Tuesday, August 28, 2012 - 11:51am

Caddo sheriff’s deputies spent Monday readying emergency equipment in the event they are called to assist in south Louisiana, said Caddo Sheriff Steve Prator.

Equipment acquired after Hurricane Katrina using state and federal grant money has elevated the Caddo Sheriff’s Office to a “self-contained” status, which is both desirable and beneficial to agencies requesting mutual aid.

“We’ve always helped other agencies in need by sending personnel and some equipment during emergencies or disasters,” Prator said, “but being fully self-sufficient with your own communications system, fuel, and housing ensures we are part of the solution and not part of the problem in a disaster-stricken area.”

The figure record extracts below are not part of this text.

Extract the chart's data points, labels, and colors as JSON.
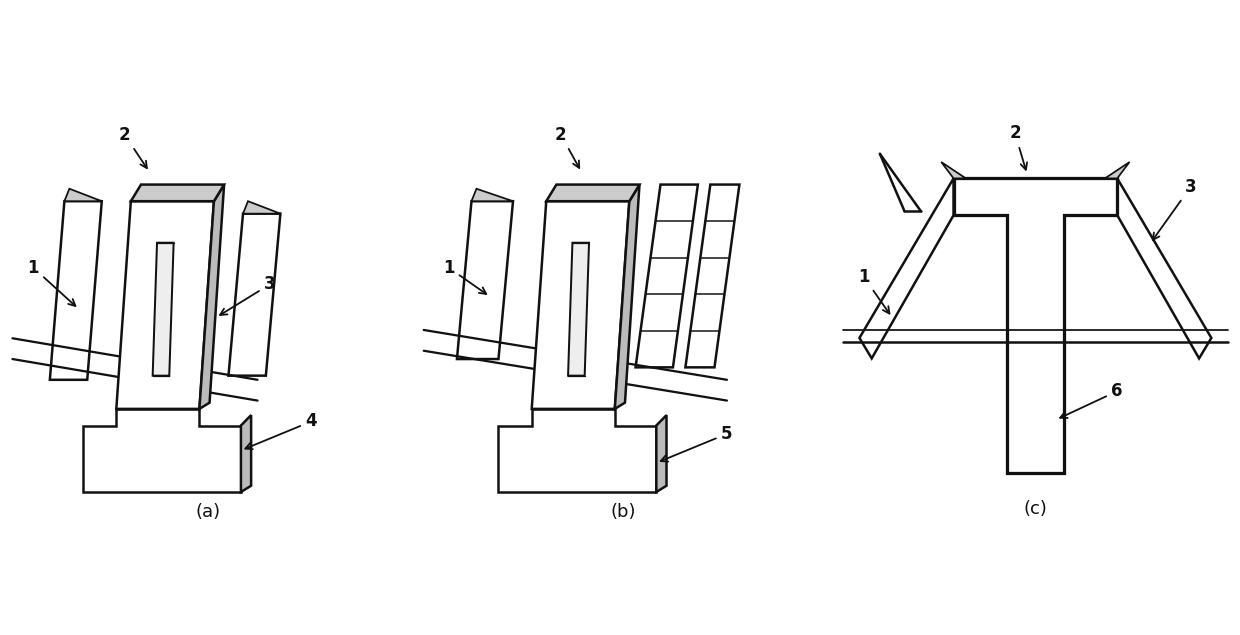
{
  "bg_color": "#ffffff",
  "line_color": "#111111",
  "line_width": 1.8,
  "fig_labels": [
    "(a)",
    "(b)",
    "(c)"
  ]
}
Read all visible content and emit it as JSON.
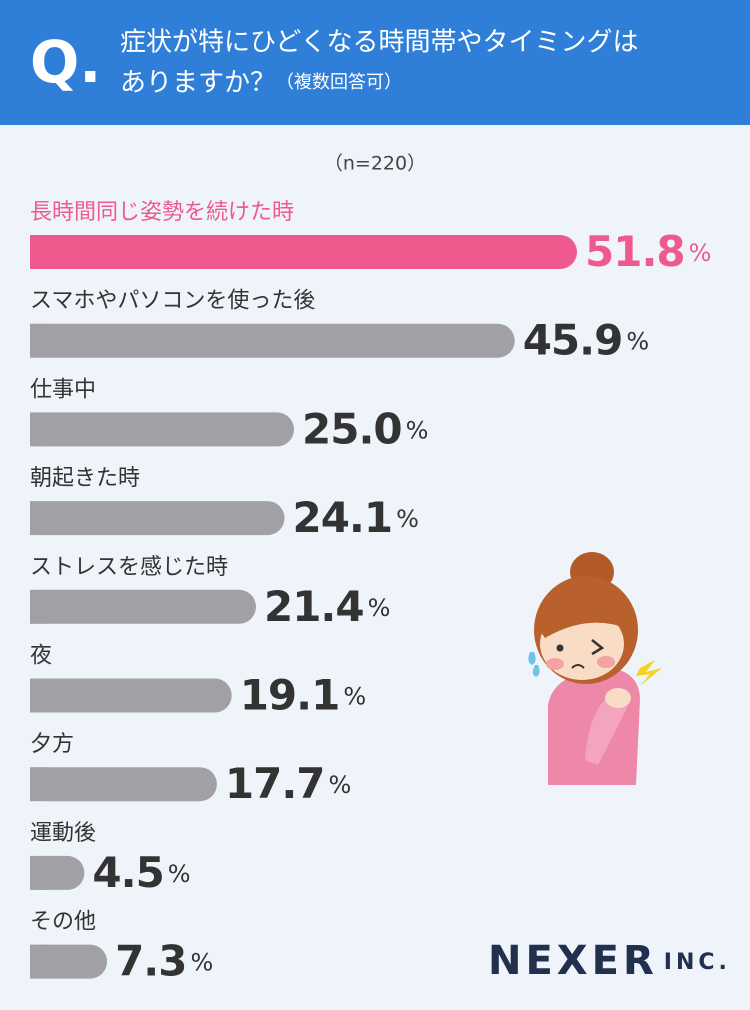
{
  "chart_data": {
    "type": "bar",
    "title_mark": "Q.",
    "title": [
      "症状が特にひどくなる時間帯やタイミングは",
      "ありますか？"
    ],
    "title_note": "（複数回答可）",
    "subtitle": "（n=220）",
    "categories": [
      "長時間同じ姿勢を続けた時",
      "スマホやパソコンを使った後",
      "仕事中",
      "朝起きた時",
      "ストレスを感じた時",
      "夜",
      "夕方",
      "運動後",
      "その他"
    ],
    "values": [
      51.8,
      45.9,
      25.0,
      24.1,
      21.4,
      19.1,
      17.7,
      4.5,
      7.3
    ],
    "value_labels": [
      "51.8",
      "45.9",
      "25.0",
      "24.1",
      "21.4",
      "19.1",
      "17.7",
      "4.5",
      "7.3"
    ],
    "value_suffix": "%",
    "colors": [
      "#ee5a8e",
      "#a0a0a5",
      "#a0a0a5",
      "#a0a0a5",
      "#a0a0a5",
      "#a0a0a5",
      "#a0a0a5",
      "#a0a0a5",
      "#a0a0a5"
    ],
    "label_colors": [
      "#ee5a8e",
      "#333333",
      "#333333",
      "#333333",
      "#333333",
      "#333333",
      "#333333",
      "#333333",
      "#333333"
    ],
    "brand": "NEXER",
    "brand_suffix": "INC."
  }
}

The Sheriff’s Office has two five-man teams assigned to the Louisiana Sheriff’s Association’s Task Force, and they are ready to head south if requested. If either team is deployed they will have at their disposal a satellite communications trailer, a fuel trailer, a travel trailer, two generator trailers, and a mobile communications center.

The satellite communications trailer was purchased after Katrina by the Department of Homeland Security. It has four satellite phones, a generator, and WiFi.

The fuel trailer holds 600 gallons of regular gas, 300 gallons of diesel, and has flood lights and a generator. It was also purchased post Katrina with funds from a JAG Recovery grant. The trailer would be pulled with a Ford F-450 truck with utility bed and auxiliary fuel tanks. The truck is used specifically for transporting large equipment and hauling trailers. It was purchased with an appropriations grant from State Rep. Jim Morris.

The Sheriff’s Office also is prepared to travel with a trailer for deputies to sleep and prepare meals and a Bluebird communications/command center (renovated pre-Katrina) that includes satellite phones and wireless computers. CPSO also has two generator trailers and 30 portable radios that are programmed to communicate with other law enforcement officers in a mutual aid situation.

“We are packed and ready if needed,” Prator said. “Our goal when rendering mutual aid is to help out however we can, but it’s also to bring home experience that will benefit us here in the event of a disaster.”